There Is Reason Vendors Want You To Use Their Apps – But It Is Not What You Think
A European security research group tested a group of 2,000 apps from the Play Store and found they connected to 250,000 different URLs from 2,000 different domains.
They found one app in the sample, Music Volume Eq, an app designed to control volume, connects to almost 2,000 distinct URLs.
The study said that about 10 percent of the sample connects to more than 500 sites.
There is a difference between apps connecting to user tracking web sites and ad serving sites. The research says that more than 70 percent of the apps do not connect to a user tracking site, but on the other hand, a few connect to over 800 tracking sites.
Remember that this is a sample and that while 2,000 apps, if well chosen, may be representative, they also may not be.
The team, from Eurecam France, is working on an app that users can run to see where an app is connecting. The app is called NSA in honor of a certain Northern Virginia Agency.
The article (see here) describing the study seems a little biased and hopefully the data is not. For example it makes this huge revelation that “9 out of 10 of the most frequently contact (sic) ad-related domains are run by Google”. Is that a surprise?
They also make the comparison below between Apple and Android, which, while may be true, has nothing to do with ad sites or tracking sites that an app visits. The researchers do not talk about doing the same exercise with iPhones for some reason, even though it seems logical to do.

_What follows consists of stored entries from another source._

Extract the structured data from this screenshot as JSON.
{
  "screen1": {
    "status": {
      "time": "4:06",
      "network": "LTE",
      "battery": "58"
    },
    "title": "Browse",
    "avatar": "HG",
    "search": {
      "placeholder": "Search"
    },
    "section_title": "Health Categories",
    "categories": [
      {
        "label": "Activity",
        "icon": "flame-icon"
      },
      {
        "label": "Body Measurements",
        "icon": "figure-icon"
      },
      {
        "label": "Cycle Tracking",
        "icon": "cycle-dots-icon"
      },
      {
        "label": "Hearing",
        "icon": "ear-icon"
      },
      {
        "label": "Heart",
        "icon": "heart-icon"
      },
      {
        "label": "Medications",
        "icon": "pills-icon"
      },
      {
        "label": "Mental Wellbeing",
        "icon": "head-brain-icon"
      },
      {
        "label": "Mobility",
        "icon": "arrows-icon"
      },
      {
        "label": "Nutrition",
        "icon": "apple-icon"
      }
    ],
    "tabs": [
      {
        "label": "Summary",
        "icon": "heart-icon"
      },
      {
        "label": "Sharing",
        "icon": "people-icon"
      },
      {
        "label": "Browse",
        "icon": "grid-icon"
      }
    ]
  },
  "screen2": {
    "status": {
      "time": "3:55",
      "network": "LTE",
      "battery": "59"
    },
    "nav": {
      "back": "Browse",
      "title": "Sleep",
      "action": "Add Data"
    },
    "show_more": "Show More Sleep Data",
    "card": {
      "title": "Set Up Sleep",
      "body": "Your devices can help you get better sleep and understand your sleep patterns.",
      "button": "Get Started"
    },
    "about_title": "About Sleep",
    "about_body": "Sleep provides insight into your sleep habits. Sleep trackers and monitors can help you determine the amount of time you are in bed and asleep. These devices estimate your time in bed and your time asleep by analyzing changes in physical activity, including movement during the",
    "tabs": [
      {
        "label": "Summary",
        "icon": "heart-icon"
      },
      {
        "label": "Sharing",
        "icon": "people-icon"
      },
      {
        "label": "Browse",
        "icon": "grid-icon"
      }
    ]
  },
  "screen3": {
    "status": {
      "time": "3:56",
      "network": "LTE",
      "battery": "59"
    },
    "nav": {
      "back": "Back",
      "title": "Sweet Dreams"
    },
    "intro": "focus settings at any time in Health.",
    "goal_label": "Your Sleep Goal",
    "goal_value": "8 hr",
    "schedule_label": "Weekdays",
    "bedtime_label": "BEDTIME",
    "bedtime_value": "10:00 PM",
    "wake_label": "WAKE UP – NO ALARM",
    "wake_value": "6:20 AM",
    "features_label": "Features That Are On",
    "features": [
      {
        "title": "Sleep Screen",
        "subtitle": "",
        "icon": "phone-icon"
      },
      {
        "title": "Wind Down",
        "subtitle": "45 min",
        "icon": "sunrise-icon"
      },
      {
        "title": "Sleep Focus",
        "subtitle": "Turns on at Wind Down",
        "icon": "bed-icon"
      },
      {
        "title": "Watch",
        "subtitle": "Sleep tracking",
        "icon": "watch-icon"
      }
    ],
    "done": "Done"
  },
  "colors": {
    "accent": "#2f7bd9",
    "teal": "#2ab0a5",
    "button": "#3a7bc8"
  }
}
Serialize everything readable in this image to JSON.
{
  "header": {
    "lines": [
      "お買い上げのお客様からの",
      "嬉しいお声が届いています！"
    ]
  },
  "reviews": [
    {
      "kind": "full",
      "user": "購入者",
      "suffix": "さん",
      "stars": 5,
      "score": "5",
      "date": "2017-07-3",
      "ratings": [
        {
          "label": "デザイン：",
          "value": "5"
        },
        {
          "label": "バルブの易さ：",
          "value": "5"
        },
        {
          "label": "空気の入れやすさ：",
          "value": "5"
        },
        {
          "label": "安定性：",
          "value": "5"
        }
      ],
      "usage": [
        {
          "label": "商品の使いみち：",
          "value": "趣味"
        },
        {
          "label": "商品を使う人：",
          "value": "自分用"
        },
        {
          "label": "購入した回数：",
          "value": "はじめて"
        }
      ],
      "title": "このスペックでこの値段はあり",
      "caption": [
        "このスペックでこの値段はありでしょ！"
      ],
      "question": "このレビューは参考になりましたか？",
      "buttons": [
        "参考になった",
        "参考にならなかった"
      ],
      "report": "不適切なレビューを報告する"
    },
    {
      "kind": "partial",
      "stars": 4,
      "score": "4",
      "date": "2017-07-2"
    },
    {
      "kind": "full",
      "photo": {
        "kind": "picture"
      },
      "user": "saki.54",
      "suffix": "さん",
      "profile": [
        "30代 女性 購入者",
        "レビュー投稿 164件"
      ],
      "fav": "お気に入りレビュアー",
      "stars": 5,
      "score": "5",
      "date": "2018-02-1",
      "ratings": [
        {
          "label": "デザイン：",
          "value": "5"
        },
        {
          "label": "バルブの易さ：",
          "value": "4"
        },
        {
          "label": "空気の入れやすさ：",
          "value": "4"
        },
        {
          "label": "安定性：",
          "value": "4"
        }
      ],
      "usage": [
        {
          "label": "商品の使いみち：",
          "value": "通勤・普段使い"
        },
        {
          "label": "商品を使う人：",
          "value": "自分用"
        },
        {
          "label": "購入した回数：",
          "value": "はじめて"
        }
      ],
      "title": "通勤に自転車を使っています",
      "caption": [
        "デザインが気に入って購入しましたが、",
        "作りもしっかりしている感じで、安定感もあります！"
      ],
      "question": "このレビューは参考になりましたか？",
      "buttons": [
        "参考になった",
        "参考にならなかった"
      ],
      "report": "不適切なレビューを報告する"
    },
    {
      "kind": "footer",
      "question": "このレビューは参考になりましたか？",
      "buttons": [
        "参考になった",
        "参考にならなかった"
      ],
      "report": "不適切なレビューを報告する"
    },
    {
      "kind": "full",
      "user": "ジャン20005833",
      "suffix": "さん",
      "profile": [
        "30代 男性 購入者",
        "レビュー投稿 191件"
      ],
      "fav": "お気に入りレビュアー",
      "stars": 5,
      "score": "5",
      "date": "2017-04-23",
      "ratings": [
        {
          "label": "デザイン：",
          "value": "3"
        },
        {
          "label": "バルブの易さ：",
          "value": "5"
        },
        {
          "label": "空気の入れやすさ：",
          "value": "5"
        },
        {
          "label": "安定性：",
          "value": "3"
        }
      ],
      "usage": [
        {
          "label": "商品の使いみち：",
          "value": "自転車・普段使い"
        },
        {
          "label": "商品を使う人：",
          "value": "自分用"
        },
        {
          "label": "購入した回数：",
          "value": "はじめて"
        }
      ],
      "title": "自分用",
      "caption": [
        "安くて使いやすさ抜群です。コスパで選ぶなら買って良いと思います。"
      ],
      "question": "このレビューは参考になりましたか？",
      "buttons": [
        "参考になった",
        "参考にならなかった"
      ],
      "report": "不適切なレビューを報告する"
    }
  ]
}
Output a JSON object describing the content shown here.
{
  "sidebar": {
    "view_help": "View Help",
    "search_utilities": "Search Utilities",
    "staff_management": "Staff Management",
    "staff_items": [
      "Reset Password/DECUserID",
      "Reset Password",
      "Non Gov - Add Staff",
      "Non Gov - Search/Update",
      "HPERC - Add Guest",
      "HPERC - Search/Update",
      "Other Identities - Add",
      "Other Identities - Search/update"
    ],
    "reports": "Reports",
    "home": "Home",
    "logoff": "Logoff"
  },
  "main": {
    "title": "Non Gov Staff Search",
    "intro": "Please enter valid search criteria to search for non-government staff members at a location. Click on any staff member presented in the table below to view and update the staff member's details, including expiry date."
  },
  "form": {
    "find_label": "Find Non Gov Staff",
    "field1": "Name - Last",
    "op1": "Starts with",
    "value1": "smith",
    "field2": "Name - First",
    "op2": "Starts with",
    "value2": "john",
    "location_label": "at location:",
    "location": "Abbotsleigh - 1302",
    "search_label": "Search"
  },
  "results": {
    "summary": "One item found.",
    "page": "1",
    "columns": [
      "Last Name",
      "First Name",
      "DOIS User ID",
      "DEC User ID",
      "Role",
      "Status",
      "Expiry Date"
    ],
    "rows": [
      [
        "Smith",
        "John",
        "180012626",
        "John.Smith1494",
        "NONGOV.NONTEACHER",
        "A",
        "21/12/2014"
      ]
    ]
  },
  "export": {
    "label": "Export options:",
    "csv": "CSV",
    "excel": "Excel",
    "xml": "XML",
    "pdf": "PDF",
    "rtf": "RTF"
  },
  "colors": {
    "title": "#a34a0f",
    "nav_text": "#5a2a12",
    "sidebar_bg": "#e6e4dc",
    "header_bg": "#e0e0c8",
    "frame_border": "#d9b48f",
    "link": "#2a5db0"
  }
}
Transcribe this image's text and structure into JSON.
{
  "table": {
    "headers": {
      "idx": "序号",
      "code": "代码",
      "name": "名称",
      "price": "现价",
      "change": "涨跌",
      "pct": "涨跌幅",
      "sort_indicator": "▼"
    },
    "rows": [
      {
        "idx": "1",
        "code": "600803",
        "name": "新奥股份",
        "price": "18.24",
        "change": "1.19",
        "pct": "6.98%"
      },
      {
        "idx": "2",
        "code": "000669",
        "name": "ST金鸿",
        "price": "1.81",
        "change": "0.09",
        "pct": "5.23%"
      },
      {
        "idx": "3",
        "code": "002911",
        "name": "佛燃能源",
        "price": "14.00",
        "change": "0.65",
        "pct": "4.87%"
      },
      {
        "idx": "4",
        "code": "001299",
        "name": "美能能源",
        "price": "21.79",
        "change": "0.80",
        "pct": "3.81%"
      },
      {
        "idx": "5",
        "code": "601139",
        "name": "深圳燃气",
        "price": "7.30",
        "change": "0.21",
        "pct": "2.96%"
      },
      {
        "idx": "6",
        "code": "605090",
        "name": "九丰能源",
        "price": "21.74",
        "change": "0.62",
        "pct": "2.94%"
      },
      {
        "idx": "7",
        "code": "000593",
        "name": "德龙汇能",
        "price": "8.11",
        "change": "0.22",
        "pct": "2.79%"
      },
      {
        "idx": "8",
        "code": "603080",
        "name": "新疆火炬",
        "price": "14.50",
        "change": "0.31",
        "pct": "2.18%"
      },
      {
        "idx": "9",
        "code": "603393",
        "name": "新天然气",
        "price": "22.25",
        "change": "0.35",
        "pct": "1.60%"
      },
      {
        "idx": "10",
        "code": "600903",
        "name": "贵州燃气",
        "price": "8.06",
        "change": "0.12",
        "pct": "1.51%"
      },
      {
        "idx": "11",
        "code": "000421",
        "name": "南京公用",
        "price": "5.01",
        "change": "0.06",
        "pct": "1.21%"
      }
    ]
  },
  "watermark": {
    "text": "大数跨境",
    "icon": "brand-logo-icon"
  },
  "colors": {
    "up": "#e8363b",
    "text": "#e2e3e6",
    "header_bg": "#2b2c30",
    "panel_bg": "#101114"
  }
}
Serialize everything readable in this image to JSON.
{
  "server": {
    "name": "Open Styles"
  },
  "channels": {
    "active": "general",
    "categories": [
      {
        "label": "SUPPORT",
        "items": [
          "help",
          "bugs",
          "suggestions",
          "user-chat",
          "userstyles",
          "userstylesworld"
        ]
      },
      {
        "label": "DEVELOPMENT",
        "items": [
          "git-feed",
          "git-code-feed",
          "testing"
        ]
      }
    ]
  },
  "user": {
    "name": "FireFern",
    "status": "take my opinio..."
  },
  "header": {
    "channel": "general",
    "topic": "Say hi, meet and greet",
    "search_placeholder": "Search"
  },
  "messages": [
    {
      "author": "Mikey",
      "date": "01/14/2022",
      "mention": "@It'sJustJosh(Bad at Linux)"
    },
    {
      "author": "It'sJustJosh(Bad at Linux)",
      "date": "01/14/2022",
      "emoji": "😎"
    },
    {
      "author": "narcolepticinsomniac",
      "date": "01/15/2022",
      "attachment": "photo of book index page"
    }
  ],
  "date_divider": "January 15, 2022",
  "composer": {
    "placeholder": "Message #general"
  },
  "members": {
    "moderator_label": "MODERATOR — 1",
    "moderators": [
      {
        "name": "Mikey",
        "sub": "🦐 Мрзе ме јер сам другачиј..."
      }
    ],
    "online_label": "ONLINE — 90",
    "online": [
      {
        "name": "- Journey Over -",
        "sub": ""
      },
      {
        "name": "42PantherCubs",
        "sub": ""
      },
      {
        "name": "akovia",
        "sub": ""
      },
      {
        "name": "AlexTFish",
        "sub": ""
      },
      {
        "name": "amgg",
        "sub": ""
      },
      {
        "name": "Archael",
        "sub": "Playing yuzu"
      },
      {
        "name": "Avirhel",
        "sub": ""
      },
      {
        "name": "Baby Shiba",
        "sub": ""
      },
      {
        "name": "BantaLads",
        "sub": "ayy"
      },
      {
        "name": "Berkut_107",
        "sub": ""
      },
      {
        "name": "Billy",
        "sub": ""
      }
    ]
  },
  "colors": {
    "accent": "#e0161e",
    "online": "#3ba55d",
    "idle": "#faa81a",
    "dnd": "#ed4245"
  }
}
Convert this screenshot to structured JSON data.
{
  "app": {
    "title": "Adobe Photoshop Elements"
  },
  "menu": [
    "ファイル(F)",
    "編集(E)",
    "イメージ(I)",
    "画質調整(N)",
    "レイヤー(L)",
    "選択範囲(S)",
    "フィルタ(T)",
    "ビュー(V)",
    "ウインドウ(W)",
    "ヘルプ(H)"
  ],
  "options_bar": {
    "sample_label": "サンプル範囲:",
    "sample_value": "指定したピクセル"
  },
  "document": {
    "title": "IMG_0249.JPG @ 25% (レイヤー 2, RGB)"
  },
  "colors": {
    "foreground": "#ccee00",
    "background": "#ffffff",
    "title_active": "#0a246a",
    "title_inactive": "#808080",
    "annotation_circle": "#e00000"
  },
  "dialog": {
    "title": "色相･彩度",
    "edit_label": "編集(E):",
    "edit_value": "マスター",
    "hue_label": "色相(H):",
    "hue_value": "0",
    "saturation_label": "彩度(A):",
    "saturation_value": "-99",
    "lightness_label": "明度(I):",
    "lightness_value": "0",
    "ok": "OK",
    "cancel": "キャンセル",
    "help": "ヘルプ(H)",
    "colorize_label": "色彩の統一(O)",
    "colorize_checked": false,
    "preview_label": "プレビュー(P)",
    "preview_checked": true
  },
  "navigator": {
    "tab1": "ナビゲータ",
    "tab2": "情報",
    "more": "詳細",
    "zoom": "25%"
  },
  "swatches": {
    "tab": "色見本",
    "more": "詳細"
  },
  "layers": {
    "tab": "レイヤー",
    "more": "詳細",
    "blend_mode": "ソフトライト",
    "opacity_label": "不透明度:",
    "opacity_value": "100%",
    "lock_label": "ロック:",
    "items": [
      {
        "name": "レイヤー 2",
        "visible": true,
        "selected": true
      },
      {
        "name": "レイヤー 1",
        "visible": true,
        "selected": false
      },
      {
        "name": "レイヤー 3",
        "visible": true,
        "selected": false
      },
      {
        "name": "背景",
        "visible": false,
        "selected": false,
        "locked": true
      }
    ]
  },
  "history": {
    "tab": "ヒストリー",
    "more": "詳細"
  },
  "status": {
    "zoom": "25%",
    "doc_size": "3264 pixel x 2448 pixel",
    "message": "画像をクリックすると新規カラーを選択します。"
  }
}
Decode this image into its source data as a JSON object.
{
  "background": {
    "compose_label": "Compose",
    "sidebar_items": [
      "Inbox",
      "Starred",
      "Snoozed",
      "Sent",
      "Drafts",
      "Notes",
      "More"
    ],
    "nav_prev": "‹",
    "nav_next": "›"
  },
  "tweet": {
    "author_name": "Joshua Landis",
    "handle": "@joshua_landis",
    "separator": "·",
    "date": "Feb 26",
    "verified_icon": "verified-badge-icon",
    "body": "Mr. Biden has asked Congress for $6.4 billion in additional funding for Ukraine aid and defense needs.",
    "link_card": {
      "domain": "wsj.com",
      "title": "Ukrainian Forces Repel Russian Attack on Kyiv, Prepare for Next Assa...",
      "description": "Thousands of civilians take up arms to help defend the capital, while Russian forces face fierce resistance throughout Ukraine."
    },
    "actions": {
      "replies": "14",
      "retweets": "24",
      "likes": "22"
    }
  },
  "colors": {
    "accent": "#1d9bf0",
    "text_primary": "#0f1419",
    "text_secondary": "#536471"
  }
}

“There are essentially two starkly different environments in which to download apps. The first is Apple’s app store, which carefully vets apps before allowing only those deemed fit to appear. The second is the Google Play store, which is more open because Google exercises a lighter touch in vetting apps, only excluding those that are obviously malicious.”
What is important to understand is that most apps and web pages track you, to a greater or lesser extent. The reasons are usually financial. For the most part, the tracking is not nefarious, although with the ad networks, there are bad actors who use those networks to deploy malware. This is all done behind the scenes transparently to the user. And that data is sliced, diced, packaged, sold and resold.